71. (Evet) kim tevbe edip iyi-yararlı amelde bulunursa şüphesiz ki o, Allah’a, tevbesi kabul edilmiş ve sevabına erişmiş olarak döner.

72. Onlar ki yalan yere şâhidlik etmezler, boşanlamsız bir şeyle karşılaşınca sükûnet ve vakarla geçerler.

73. Onlar ki Rablarının âyetleri kendilerine hatırlatılınca üstüne sağırlar, körler gibi kapanıp kalmazlar.

74. Onlar ki, ey Rabbimiz ! derler, bize eşlerimizden ve çocuklarımızdan gözlerin aydınlığı (ölçüsünde) bağışla ve bizi (Allah’tan) korkup (fenalıklardan) sakınanlara önder ve lider eyle.
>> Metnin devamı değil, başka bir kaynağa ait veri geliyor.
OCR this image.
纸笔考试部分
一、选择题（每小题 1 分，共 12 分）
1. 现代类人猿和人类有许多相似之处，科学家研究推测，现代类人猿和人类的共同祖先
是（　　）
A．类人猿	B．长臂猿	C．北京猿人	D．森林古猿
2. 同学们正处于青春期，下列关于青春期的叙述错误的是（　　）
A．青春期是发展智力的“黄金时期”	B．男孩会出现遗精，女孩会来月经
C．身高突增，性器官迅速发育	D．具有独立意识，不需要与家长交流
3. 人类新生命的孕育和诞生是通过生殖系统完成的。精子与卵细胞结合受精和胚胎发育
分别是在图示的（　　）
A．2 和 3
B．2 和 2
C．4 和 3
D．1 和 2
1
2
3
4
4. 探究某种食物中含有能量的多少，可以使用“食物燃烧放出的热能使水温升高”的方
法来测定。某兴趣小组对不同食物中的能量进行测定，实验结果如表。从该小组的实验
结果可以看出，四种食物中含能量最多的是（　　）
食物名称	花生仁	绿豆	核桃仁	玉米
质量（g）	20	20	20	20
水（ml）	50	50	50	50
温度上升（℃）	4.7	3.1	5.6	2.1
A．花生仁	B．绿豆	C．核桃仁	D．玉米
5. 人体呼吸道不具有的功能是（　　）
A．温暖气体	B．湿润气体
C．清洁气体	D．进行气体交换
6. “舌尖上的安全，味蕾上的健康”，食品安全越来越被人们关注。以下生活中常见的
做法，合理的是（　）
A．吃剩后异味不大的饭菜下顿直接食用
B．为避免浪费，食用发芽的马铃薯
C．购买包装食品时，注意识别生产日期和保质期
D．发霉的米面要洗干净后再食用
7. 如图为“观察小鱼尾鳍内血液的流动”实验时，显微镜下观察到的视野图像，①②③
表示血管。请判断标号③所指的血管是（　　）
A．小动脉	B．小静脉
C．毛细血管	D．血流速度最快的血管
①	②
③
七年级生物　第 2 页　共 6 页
75. İşte bunlar sabrettiklerine karşılık Cennet’in gönül açıcı yüksek çardağıyla mükâfatlandırılmaya lâyık görülürler ve orada saygı ve selâm ile karşılanırlar.

76. Orada devamlı kalıcılardır. Orası ne güzel karargâh ve ne güzel kalınacak yerdir.

77. De ki Eğer duanız (ve ibâ detiniz) olmasa, Rabbim size ne diye değer versin. Siz (ey inkarcı sapıklar !) cidden (Hakk’ı) yalanladınız. Bunun cezası lüzumlu olup (sizi bırakmıyacaktır).